Page 16 - Mes années soixante PDF
P. 16
Enfin, j'ouvre mon album photos privé pour
évoquer notament mes parents disparus il y a déjà si
longtemps. Mon père nous a quittés en juillet 1970.
Nous étions tous les quatre à nous émouvoir devant
un film, «Tu seras un homme, mon fils», dans lequel,
le père, mourant, prépare son fils à vivre seul,
pendant que notre propre père, à côté, dans la
chambre, rendait son dernier souffle sans que nous ne
nous en doutions une seconde. A 10 ans, je n’avais
pas assez connu mon père pour éprouver du chagrin
ou un manque.
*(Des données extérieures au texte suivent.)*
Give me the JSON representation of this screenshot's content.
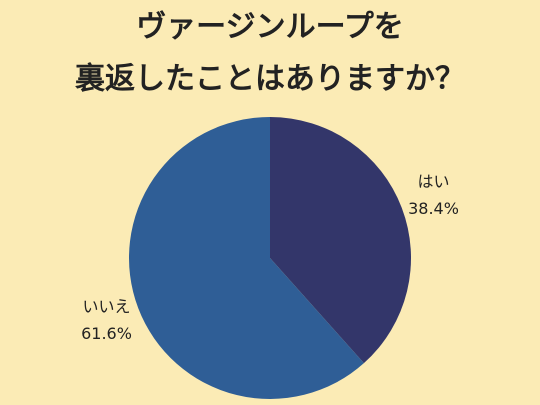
{
  "chart_data": {
    "type": "pie",
    "title": [
      "ヴァージンループを",
      "裏返したことはありますか？"
    ],
    "categories": [
      "はい",
      "いいえ"
    ],
    "values": [
      38.4,
      61.6
    ],
    "value_labels": [
      "38.4%",
      "61.6%"
    ],
    "colors": [
      "#33366a",
      "#2f5e96"
    ]
  }
}
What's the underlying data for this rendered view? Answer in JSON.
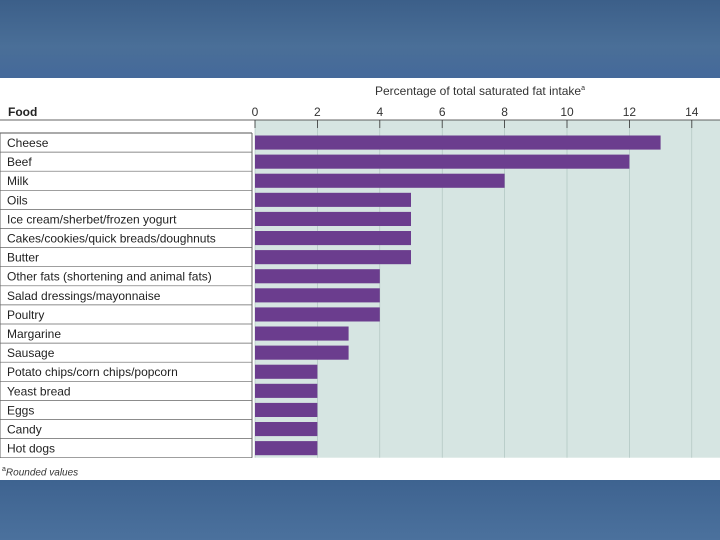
{
  "chart_data": {
    "type": "bar",
    "orientation": "horizontal",
    "title": "Percentage of total saturated fat intake",
    "title_footnote_mark": "a",
    "category_header": "Food",
    "categories": [
      "Cheese",
      "Beef",
      "Milk",
      "Oils",
      "Ice cream/sherbet/frozen yogurt",
      "Cakes/cookies/quick breads/doughnuts",
      "Butter",
      "Other fats (shortening and animal fats)",
      "Salad dressings/mayonnaise",
      "Poultry",
      "Margarine",
      "Sausage",
      "Potato chips/corn chips/popcorn",
      "Yeast bread",
      "Eggs",
      "Candy",
      "Hot dogs"
    ],
    "values": [
      13,
      12,
      8,
      5,
      5,
      5,
      5,
      4,
      4,
      4,
      3,
      3,
      2,
      2,
      2,
      2,
      2
    ],
    "xlim": [
      0,
      14
    ],
    "x_ticks": [
      0,
      2,
      4,
      6,
      8,
      10,
      12,
      14
    ],
    "grid": true,
    "bar_color": "#6b3d8e",
    "plot_background": "#d6e5e2",
    "footnote_mark": "a",
    "footnote": "Rounded values"
  }
}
C’est beaucoup plus tard, adulte,
qu’on a besoin d’un échange avec son paternel et que
l’absence se fait sentir. J’aurais beaucoup aimé être
dans la confidence avec lui, l’inviter au resto pour
discuter entre hommes,
évoquer ensemble nos
bonheurs et nos épreuves,
l’écouter raconter sa vie.
Lorsque ma mère tombe malade en 1997, elle rouvre
sa terrible blessure, celle de la disparition tragique de
mon frère ainé, 7 ans, en 1958, dans un accident de la
route stupide. Un coup de klaxon, mon frère, parti à
vélo chercher du pain au bourg, tourne la tête et
malheureusement en même temps son guidon pour
percuter la voiture qui le doublait. Et ironie du sort,
l’automobiliste sortait de la cave de mon père. Les
larmes que j’ai vues couler, pour la première fois, sur
ses joues lorsqu’elle a évoqué le drame, prouvaient
bien que le temps n’effaçait rien et que l’approche de
sa propre fin faisait tout remonter à la surface. J’en
ai été à la fois surpris et profondément bouleversé.